You should now be able to finalize all relationships to the master schedule milestones and predecessors. These relationships will now drive the schedule dates. Don’t forget to double-check each task's anticipated duration and build out the resource-loaded labor plan to match. Circle back with stakeholders, memorialize the final plan and find a place to keep it visible to the team onsite and back at the main office, too.

7. While it is early, begin looking back at the plan from the tail end. As a preview to my column in a couple of months, I want to leave you with a reminder that once you have rough-in and trim portions of the plan and schedule dialed in, it is imperative to quickly do the same for the last quarter of the project.  

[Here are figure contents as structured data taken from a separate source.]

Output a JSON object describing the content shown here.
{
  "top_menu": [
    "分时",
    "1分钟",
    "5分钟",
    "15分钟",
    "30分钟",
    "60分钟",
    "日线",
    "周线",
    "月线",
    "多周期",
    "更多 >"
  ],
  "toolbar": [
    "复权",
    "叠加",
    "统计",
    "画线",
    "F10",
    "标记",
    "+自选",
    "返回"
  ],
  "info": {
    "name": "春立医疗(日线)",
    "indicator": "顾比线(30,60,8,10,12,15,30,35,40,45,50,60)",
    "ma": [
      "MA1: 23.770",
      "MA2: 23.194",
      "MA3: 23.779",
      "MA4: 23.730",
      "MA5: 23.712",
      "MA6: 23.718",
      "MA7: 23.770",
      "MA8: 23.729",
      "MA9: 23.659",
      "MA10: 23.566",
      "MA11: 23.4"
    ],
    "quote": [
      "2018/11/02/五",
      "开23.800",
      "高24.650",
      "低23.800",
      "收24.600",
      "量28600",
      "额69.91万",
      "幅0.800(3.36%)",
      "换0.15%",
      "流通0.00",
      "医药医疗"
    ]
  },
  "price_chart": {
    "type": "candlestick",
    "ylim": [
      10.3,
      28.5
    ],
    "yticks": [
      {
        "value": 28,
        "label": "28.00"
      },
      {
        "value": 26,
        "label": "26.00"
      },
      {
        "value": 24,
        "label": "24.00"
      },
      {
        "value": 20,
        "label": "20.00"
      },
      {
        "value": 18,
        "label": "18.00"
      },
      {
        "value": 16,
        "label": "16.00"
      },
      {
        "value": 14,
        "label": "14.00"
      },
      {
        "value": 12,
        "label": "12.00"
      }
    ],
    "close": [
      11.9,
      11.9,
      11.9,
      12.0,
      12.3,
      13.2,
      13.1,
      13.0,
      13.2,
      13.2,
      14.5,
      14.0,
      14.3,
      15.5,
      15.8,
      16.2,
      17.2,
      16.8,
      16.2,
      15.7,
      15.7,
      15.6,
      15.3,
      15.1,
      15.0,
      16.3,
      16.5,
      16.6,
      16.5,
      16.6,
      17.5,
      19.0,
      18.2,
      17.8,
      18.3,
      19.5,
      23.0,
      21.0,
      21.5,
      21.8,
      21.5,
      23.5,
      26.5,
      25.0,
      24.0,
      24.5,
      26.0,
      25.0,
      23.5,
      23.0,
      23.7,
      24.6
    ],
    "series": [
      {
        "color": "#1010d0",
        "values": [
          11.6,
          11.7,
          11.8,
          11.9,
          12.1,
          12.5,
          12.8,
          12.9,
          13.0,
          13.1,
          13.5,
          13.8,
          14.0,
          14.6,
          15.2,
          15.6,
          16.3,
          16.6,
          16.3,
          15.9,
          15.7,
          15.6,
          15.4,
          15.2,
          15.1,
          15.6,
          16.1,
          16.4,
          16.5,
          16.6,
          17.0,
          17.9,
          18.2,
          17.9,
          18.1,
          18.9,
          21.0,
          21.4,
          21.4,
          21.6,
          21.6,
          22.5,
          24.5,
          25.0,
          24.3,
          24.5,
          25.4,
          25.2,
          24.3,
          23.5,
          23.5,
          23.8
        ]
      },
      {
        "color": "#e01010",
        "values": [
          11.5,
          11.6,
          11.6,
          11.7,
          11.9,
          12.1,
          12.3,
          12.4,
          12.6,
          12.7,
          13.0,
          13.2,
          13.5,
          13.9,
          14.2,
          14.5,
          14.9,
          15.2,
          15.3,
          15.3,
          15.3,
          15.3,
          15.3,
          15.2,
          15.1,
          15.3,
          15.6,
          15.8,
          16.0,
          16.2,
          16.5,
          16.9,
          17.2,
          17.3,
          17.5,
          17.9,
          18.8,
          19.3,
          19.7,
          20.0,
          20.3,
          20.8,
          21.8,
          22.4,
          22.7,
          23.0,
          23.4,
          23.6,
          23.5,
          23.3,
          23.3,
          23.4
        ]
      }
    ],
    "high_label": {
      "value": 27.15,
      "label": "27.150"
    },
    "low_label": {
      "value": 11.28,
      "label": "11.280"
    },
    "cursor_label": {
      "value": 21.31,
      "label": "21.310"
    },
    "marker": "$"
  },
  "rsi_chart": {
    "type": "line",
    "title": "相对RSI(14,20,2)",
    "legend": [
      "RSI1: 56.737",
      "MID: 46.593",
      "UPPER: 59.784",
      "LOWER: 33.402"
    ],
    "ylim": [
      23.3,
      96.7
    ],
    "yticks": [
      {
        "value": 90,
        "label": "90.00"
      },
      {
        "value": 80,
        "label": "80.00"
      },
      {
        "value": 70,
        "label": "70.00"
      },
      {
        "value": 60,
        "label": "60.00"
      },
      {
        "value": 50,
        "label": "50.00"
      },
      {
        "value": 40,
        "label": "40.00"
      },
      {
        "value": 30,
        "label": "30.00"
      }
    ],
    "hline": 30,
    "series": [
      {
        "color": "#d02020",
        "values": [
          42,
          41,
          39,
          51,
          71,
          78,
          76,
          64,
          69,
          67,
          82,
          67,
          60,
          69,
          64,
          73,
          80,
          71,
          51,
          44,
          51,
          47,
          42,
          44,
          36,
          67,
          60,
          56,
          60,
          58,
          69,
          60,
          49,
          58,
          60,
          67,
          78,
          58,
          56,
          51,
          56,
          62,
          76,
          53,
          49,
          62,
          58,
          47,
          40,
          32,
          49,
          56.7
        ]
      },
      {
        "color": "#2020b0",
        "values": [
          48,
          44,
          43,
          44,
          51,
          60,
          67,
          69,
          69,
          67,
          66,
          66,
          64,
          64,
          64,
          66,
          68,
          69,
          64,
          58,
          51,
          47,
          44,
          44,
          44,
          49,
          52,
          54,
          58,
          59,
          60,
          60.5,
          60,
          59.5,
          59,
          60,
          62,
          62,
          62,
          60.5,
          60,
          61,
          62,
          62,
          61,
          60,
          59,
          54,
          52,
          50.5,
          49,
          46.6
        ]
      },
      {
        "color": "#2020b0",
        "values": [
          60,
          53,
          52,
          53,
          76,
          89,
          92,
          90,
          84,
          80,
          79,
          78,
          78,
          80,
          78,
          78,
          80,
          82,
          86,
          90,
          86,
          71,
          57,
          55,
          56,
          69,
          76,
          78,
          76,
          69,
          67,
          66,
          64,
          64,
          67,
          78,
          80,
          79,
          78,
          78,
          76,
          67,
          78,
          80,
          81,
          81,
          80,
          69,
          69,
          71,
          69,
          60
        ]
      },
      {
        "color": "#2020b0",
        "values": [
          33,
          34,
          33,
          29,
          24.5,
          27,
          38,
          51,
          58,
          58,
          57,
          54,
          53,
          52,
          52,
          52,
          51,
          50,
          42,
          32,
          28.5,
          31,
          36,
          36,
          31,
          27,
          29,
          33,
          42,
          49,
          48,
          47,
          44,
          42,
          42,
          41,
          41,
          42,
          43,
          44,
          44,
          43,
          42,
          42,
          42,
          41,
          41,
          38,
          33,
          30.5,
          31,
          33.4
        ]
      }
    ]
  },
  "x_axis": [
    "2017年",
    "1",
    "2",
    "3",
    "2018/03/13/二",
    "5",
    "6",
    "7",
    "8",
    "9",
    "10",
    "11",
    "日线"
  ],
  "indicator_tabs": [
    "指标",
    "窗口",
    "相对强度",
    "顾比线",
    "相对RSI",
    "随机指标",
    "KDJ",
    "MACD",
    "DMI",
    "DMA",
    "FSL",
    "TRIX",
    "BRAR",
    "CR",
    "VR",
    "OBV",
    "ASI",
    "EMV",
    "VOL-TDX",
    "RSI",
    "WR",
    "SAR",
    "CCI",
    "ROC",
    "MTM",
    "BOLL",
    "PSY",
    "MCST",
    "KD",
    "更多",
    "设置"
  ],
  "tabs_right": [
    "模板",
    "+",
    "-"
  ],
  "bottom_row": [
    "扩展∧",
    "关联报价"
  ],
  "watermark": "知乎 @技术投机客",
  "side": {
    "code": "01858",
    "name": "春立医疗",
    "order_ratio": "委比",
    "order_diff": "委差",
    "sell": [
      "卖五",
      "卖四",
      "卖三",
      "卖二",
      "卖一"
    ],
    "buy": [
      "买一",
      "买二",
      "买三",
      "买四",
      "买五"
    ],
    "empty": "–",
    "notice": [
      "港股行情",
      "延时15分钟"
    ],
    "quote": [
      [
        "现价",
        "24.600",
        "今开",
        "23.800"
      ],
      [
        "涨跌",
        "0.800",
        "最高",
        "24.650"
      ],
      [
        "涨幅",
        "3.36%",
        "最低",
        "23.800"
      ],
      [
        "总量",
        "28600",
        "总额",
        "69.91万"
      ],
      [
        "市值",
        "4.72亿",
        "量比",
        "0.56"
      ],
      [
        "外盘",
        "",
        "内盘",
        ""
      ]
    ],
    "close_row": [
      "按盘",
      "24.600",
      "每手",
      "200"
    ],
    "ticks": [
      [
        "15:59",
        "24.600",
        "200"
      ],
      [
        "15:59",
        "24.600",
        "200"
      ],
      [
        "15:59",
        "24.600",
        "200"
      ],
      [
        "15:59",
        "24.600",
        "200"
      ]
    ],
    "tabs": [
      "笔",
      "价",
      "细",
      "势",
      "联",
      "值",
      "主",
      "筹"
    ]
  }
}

All too often, we wait too long to begin proactively wrestling with the articulated build out of the tail end of the project, which includes heavy influencers such as pressure testing, flush and fill, life safety testing, start-up, balance and commissioning portions of the critical path. It is just as important to look at the project in a back-pass manner as it is a forward-pass, but we’ll get into more detail about that next time.

Taking this overall approach to thinking about your project affords the engineering, safety, detailing, shop and field teams a much higher confidence level in the plan. On a large, complex project, this process can take a good bit of time and effort — weeks or perhaps even months — to complete. On a smaller, quick-turn project, this could all take a day or less. The benefit, however, is that it can easily be scaled accordingly to fit the context of any project.

Don’t get paralyzed by the scheduling tools; learn and use them. Remember that scheduling begins with understanding the context of the work, communicating with stakeholders and then collaborating to make a plan that mostly works for everyone.

Or, as I like to say, “Plan the work and work the plan.” Certain days ahead!